Enough theory, let's jump into installing Docker and firing up a Postgres database. In order to use Docker you first need to install it. You can either install Docker on a Desktop machine (both Windows and Mac), or on a server (Linux based installations). For this tutorial we're going to install Docker on a Mac. Windows installation instructions can be found here. For a Mac (and I think also for Windows) the installation is fairly straightforward. You download the app and drag it to Applications. Then you double click the Docker.app and it should start. You can check if it's working when there is a Docker icon (the whale or ship like image with containers) on the top right next to your other small icons. If this is the case you can quickly follow the 'Hello World' example to get up and running.

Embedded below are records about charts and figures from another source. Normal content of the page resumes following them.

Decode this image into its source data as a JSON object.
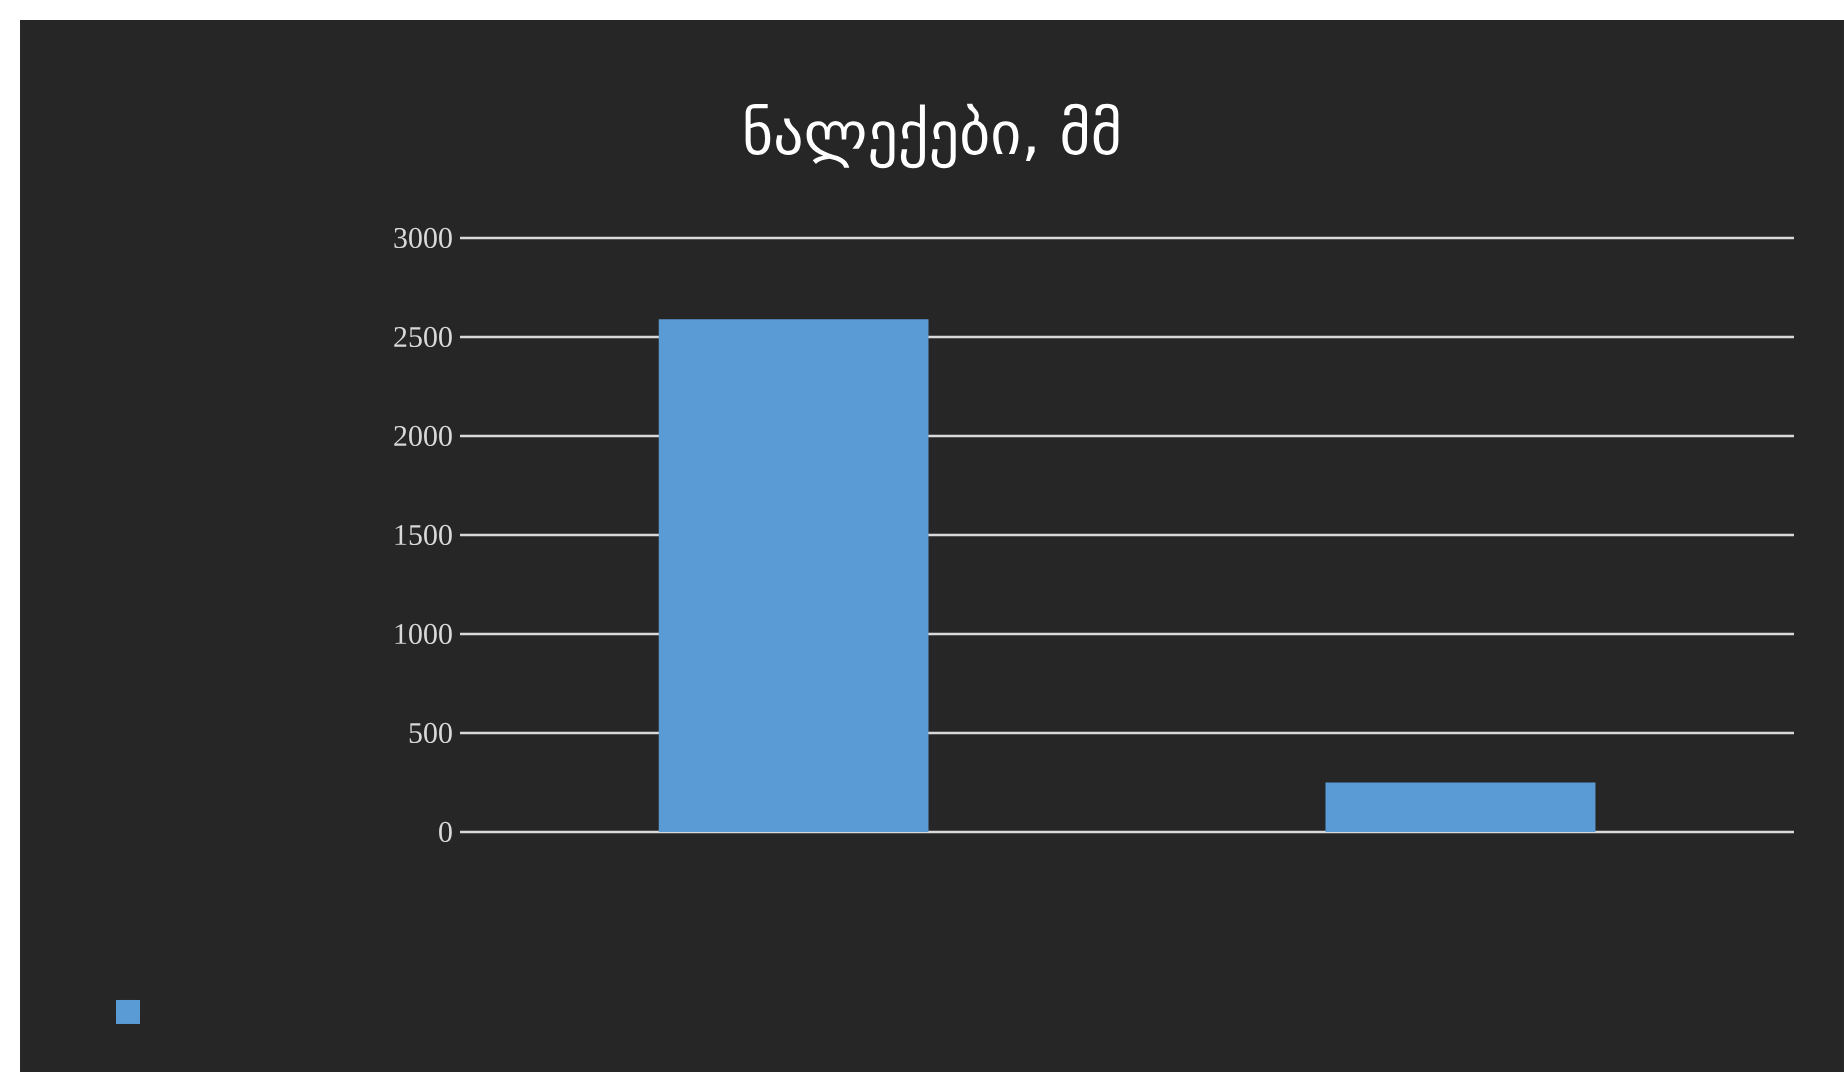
{
  "chart_data": {
    "type": "bar",
    "title": "ნალექები, მმ",
    "categories": [
      null,
      null
    ],
    "values": [
      2590,
      250
    ],
    "color": "#5b9bd5",
    "ylim": [
      0,
      3000
    ],
    "yticks": [
      0,
      500,
      1000,
      1500,
      2000,
      2500,
      3000
    ],
    "grid": "y"
  }
}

Hands down the easiest way of running a clean Postgres database is by running this command in a terminal window (after Docker has been installed):
docker run --name postgres-db -e POSTGRES_PASSWORD=docker -p 5432:5432 -d postgres
But what does it do?
- Last section of the command grabs the latest 'postgres' Docker image from the Docker Hub
- -d means that you enable Docker to run the container in the background
- -p plus the port numbers means you map the containers port 5432 to the external port 5432 - this allows you to connect to it from the outside
- POSTGRES_PASSWORD sets the password to docker. This is the password that gives you access to your database
- the —name property gives your container a name and means you can easily find it back
Now you can connect to this brand new Postgres database in any tool that allows you to communicate with databases. I tend to use RazorSQL or DBeaver. You need to use the following connection details to actually connect to the DB:
- Host: localhost
- Port: 5432
- User: postgres
- Password: docker
Once connected you can do anything you want with the database (Create tables, load data etc). But as you can see the database is completely empty. However, the real power of Docker is when you want to easily provision a database that has already content in it. This can be a simple or a complex database structure and schema. The choice is all yours. What this also means is that you can easily spin up such a container (and shut it down). Let's see how below:
In order to create a pre-populated database we need to create a Dockerfile. This is a bit of a strange file. At least the first time I saw one. It doesn't have a file extension. It's basically a text document that is being used by Docker and describes what it needs to do. Basically a set of instructions. In our example we want to do the following:
- Pull down the latest Postgres image from the Docker Hub
- Set the environment variable for password to 'docker'
- Create a database, let's call it 'world'
- Use a sql dump file to create the table schema and populate it with data
Above I described what I want in this file. Now let's create it. Create an new file and call it 'Dockerfile'. Use a text editor like VS Code to open it and add the following:
FROM postgres ENV POSTGRES_PASSWORD docker ENV POSTGRES_DB world COPY world.sql /docker-entrypoint-initdb.d/
The last line points at a SQL dump file. You can find the one I'm using here. Download it and put the .sql file in the same folder as the Dockerfile. Next step is to create our image by typing this command in the terminal:
docker build -t my-postgres-db ./
The above line tells Docker to build an image from the Dockerfile and give it a name of 'my-postgres-db'. In order to see your images you can run
docker images -a
Great, now we got our own image called 'my-postgres-db'. We can run it as a container by doing the following:
docker run -d --name my-postgresdb-container -p 5432:5432 my-postgres-db
You can now connect to this database by using the login details specified in the Dockerfile.